La gestuelle traditionnelle de la savate

Philippe Suisse, secrétaire général de la Fédération et enseignant au club de Calais, décrit un cours : « Pendant un peu plus d’une heure, le moniteur déroule sur une musique rythmée une chorégraphie qui reprend la gestuelle traditionnelle de la savate. Les mouvements s’ajoutent les uns aux autres jusqu’à former une boucle de 8 mouvements que les élèves reprennent au fur et à mesure. Un cours comprend 4 boucles. On peut faire dix ans de cours avant d’épuiser toutes les possibilités ! En fonction du niveau des élèves, l’enseignant a la possibilité d’augmenter le nombre de temps : un fouetté sera ainsi réalisé en 1, 2 ou 4 temps. Pas besoin de matériel spécifique, ni gants ni chaussures de boxe. Une salle et une sono suffisent, même si l’utilisation d’accessoires (sacs de frappe, corde à sauter) apporte de la variété ». Cette discipline s’adapte aussi aux enfants, sur un format plus court. Philippe Suisse a déjà mené des initiations dans les collèges et les lycées, suscitant notamment l’intérêt des jeunes filles, ainsi qu’auprès du personnel de la municipalité.
Si la boxe souffre parfois de représentations négatives, le terme « savate forme » offre autre chose.
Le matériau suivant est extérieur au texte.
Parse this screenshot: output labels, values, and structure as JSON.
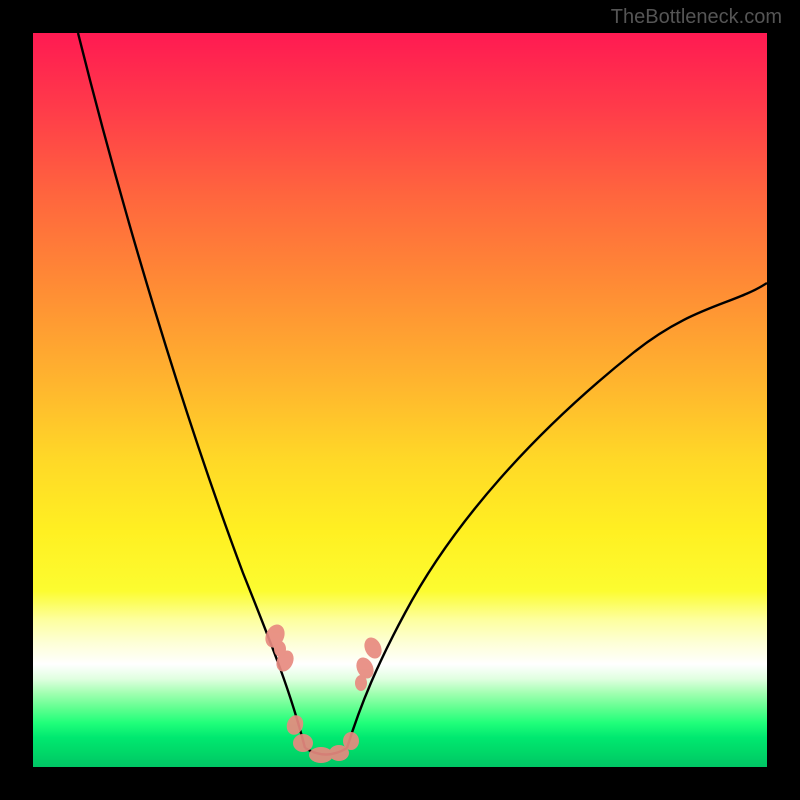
{
  "watermark": "TheBottleneck.com",
  "chart_data": {
    "type": "line",
    "title": "",
    "xlabel": "",
    "ylabel": "",
    "xlim": [
      0,
      100
    ],
    "ylim": [
      0,
      100
    ],
    "background_gradient": {
      "top": "#ff1a52",
      "mid": "#fff022",
      "bottom_band": "#00d868"
    },
    "series": [
      {
        "name": "left-branch",
        "color": "#000000",
        "x": [
          6,
          10,
          14,
          18,
          22,
          26,
          30,
          32,
          34,
          36,
          37
        ],
        "y": [
          100,
          82,
          66,
          52,
          40,
          29,
          19,
          14,
          10,
          6,
          3
        ]
      },
      {
        "name": "right-branch",
        "color": "#000000",
        "x": [
          43,
          45,
          48,
          52,
          58,
          66,
          76,
          88,
          100
        ],
        "y": [
          3,
          6,
          10,
          16,
          24,
          34,
          45,
          56,
          66
        ]
      },
      {
        "name": "valley-floor",
        "color": "#000000",
        "x": [
          37,
          40,
          43
        ],
        "y": [
          3,
          1,
          3
        ]
      }
    ],
    "annotations": [
      {
        "name": "marker-cluster-left",
        "shape": "blob",
        "color": "#e88a80",
        "approx_x": 34,
        "approx_y": 8
      },
      {
        "name": "marker-cluster-right",
        "shape": "blob",
        "color": "#e88a80",
        "approx_x": 45,
        "approx_y": 8
      },
      {
        "name": "marker-cluster-bottom",
        "shape": "blob",
        "color": "#e88a80",
        "approx_x": 39,
        "approx_y": 1.5
      }
    ]
  }
}
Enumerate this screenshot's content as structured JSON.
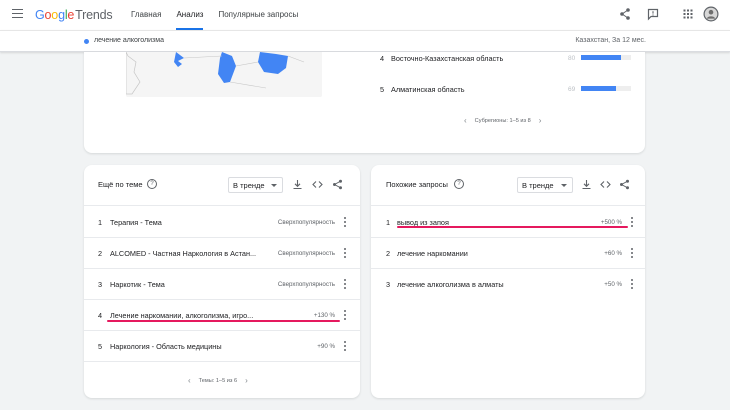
{
  "header": {
    "logo": {
      "google": [
        "G",
        "o",
        "o",
        "g",
        "l",
        "e"
      ],
      "trends": "Trends"
    },
    "tabs": [
      {
        "label": "Главная",
        "active": false
      },
      {
        "label": "Анализ",
        "active": true
      },
      {
        "label": "Популярные запросы",
        "active": false
      }
    ],
    "icons": [
      "share-icon",
      "feedback-icon",
      "apps-icon",
      "avatar"
    ]
  },
  "term_bar": {
    "term": "лечение алкоголизма",
    "term_color": "#4285f4",
    "region_period": "Казахстан, За 12 мес."
  },
  "regions": {
    "rows": [
      {
        "index": "4",
        "name": "Восточно-Казахстанская область",
        "value": "80",
        "value_num": 80
      },
      {
        "index": "5",
        "name": "Алматинская область",
        "value": "69",
        "value_num": 69
      }
    ],
    "pager": "Субрегионы: 1–5 из 8"
  },
  "topics": {
    "title": "Ещё по теме",
    "filter": "В тренде",
    "rows": [
      {
        "index": "1",
        "label": "Терапия - Тема",
        "value": "Сверхпопулярность"
      },
      {
        "index": "2",
        "label": "ALCOMED - Частная Наркология в Астан...",
        "value": "Сверхпопулярность"
      },
      {
        "index": "3",
        "label": "Наркотик - Тема",
        "value": "Сверхпопулярность"
      },
      {
        "index": "4",
        "label": "Лечение наркомании, алкоголизма, игро...",
        "value": "+130 %"
      },
      {
        "index": "5",
        "label": "Наркология - Область медицины",
        "value": "+90 %"
      }
    ],
    "pager": "Темы: 1–5 из 6"
  },
  "queries": {
    "title": "Похожие запросы",
    "filter": "В тренде",
    "rows": [
      {
        "index": "1",
        "label": "вывод из запоя",
        "value": "+500 %"
      },
      {
        "index": "2",
        "label": "лечение наркомании",
        "value": "+60 %"
      },
      {
        "index": "3",
        "label": "лечение алкоголизма в алматы",
        "value": "+50 %"
      }
    ]
  },
  "colors": {
    "accent": "#1a73e8",
    "bar": "#4285f4",
    "highlight": "#e5195e"
  }
}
À la fois ludique et technique, sans finalité compétitive, la savate forme apporte plaisir et bien-être, et va dans le sens des orientations de la Fédération sur le sport santé et la pratique loisir. Les pratiquants viennent se défouler, perdre du poids, dans une ambiance conviviale. Il s’agit de faire du sport sérieusement, mais en s’amusant. La savate forme permet la rencontre des boxeurs et non-boxeurs, de tous les âges. La majorité des pratiquants sont des néophytes qui ne veulent pas « prendre de coups ». Les pratiquants aguerris, quant à eux, viennent en cours pour travailler en « shadow » leurs gestes, leur rythme et leur rythme cardiaque. La rencontre nationale annuelle, l’« Open national », ne délivre pas de titres, mais permet à des équipes de clubs, masculines, féminines ou mixtes, de se rencontrer autour de chorégraphies, notées par un jury sur la synchronisation, l’originalité, l’occupation de l’espace…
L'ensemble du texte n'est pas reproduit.